Вернулся к размышлениям о форме плача и вспомнил, как прабабушка Таня ночами уносила меня, сосунка тогда – в прямом смысле, на берег Урупа, «за станицу»: чтобы мама могла хоть часик-другой поспать… да что там! Чтобы отоспались соседи: так громко я плакал в младенчестве. «Крычал». Орал!
А подружки прабабушки – многие и постарше Татьяны Алексеевны, а, может, и опытней, хотя сама она уже столькое успела к этому времени пережить, в том числе и смерть дочери, бабушки нашей Стеши, Стефаниды Иосифовны – так вот, товарки говорили ей обо мне: «Дажно (должно) достанется ему в жизни!

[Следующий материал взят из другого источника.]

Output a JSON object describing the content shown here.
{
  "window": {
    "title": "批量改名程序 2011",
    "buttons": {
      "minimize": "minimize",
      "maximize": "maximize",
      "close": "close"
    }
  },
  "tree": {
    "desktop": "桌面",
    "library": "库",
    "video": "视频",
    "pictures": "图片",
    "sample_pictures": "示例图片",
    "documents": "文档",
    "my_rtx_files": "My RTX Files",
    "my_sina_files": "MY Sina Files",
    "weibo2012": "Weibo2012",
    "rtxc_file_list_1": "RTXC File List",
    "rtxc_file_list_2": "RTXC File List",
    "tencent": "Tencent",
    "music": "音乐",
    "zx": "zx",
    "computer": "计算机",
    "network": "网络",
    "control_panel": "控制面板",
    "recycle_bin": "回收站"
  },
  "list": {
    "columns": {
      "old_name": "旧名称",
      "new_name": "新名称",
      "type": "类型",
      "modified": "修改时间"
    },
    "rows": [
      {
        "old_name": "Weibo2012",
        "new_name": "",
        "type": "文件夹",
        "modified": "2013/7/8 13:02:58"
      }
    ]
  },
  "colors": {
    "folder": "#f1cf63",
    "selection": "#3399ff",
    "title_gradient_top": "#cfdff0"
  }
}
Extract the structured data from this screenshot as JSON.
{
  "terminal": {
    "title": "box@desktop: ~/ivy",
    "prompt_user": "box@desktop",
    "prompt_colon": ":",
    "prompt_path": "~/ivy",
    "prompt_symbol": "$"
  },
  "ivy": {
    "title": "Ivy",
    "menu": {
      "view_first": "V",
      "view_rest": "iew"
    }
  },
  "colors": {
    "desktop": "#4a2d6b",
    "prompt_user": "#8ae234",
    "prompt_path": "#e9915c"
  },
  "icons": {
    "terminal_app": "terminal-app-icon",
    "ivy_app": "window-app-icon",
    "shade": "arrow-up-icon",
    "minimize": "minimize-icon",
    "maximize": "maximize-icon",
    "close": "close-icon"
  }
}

Много придется плакать – чует!»
Поплакать уже пришлось, пришлось… Митя наш семилетний; тридцати четырех лет, любимая сестричка Танечка, умница и добрячка: названная так в честь вырастившей не только рано осиротевших внуков – мою маму и дядю Жору, страдальца магаданского, но и правнуков своих – меня с братцем Валерой и с Танечкой.
А бесконечный в последнее время внутренний плач по себе, заблудшему? (спаси, Господи, отец Феофил! Спаси, Господи!) А – по ровесникам, заспанным и старцами-правителями, и многими-многими писателями из «военного поколения», кто не дал нам практически реализовать себя – через нашу голову, слабость вполне естественная, они протянули руку уже своим внукам… а – бесконечный плач по родине?
(Когда слышу в метро рыдающий полонез Огинского, все вспоминаю об одном грустном «газырьке», который собираюсь назвать «Полонез Бжезинского» – о том, как вслед за славянскими своими – что там ни говори! – братьями-поляками теперь наш черед о родине плакать…)
«И даны мне были слезы дивно обильные, – как у Лескова. – Все я о родине плакал…»
Так, может, это дело естественное, что пришел, наконец-то, к плачу, как заждавшейся нас, русаков, древней и почтенной литературной форме?
Но под этой бьется другая, насмешливая мысль: не слишком легко ли, братец, хочешь отделаться? Придумал, надо же: творческий плач, который, выходит, как старый солдат – «хуражку», хочешь над бруствером выставить?.. Не-ет, брат!
Но пока… пока опять отдаем это своему кунаку.